6. Credit for Child and Dependent Care
The Credit for Child and Dependent Care is for people who, in order to work or look for work, need to pay for services for either their children, a spouse or a dependent of any age who is physically or mentally unable to care for themselves. The credit for up to 35% of expenses is capped at $3,000 for a single dependent and $6,000 for two or more.
7. Premium Tax Credit
The Premium Tax Credit, a fully refundable tax credit, helps citizens who are covered by a healthcare exchange through the Health Insurance Marketplace. The intent here is to ensure that the monthly premiums are more affordable for middle- and low-income Americans. It’s available only to those who do not have access to employer-sponsored programs or government programs like Medicaid and Medicare.

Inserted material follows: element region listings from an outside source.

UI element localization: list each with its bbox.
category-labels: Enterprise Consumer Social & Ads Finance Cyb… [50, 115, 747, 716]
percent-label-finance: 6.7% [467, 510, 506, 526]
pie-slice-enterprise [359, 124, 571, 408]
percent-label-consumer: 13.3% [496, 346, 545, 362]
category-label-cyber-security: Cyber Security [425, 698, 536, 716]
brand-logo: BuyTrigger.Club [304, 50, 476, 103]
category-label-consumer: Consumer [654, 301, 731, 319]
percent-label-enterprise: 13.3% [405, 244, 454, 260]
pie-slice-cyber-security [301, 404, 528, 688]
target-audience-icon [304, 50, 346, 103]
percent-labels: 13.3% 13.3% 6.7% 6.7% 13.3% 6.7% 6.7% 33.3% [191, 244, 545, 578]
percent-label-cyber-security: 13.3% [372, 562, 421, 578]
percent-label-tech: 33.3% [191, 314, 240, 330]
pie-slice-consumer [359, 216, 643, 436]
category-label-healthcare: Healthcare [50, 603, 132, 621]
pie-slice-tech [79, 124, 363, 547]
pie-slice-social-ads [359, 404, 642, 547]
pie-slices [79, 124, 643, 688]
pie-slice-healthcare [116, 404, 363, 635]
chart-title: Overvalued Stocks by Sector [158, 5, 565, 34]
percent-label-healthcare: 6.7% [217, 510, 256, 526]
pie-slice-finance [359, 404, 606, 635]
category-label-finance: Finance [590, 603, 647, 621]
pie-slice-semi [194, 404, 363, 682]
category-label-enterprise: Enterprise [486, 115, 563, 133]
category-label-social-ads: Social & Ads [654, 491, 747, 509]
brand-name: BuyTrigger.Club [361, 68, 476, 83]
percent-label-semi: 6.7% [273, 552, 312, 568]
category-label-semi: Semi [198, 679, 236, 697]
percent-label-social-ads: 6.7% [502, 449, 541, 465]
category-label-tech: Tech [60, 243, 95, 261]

The tax reform bill did not affect this credit directly, but it did remove the requirement to have health insurance—the individual mandate—from 2019 on.
8. Adoption Credit
The Adoption Credit helps families offset the high cost of adopting a child. Qualified expenses include court/attorney fees, traveling expenses—such as meals and lodging while away from home—and any other associated costs of adoption. It applies to all forms of adoption except for that on the part of a step-parent.
For the 2022 tax year, the credit will be worth up to $14,890. If you adopt a special-needs child, you can claim the full credit amount even if your actual adoption costs are less. It is, however, nonrefundable, meaning the amount is limited to your actual tax liability, although it can be carried forward for five years.
NOTE: Information in this article is accurate as of January 30, 2023.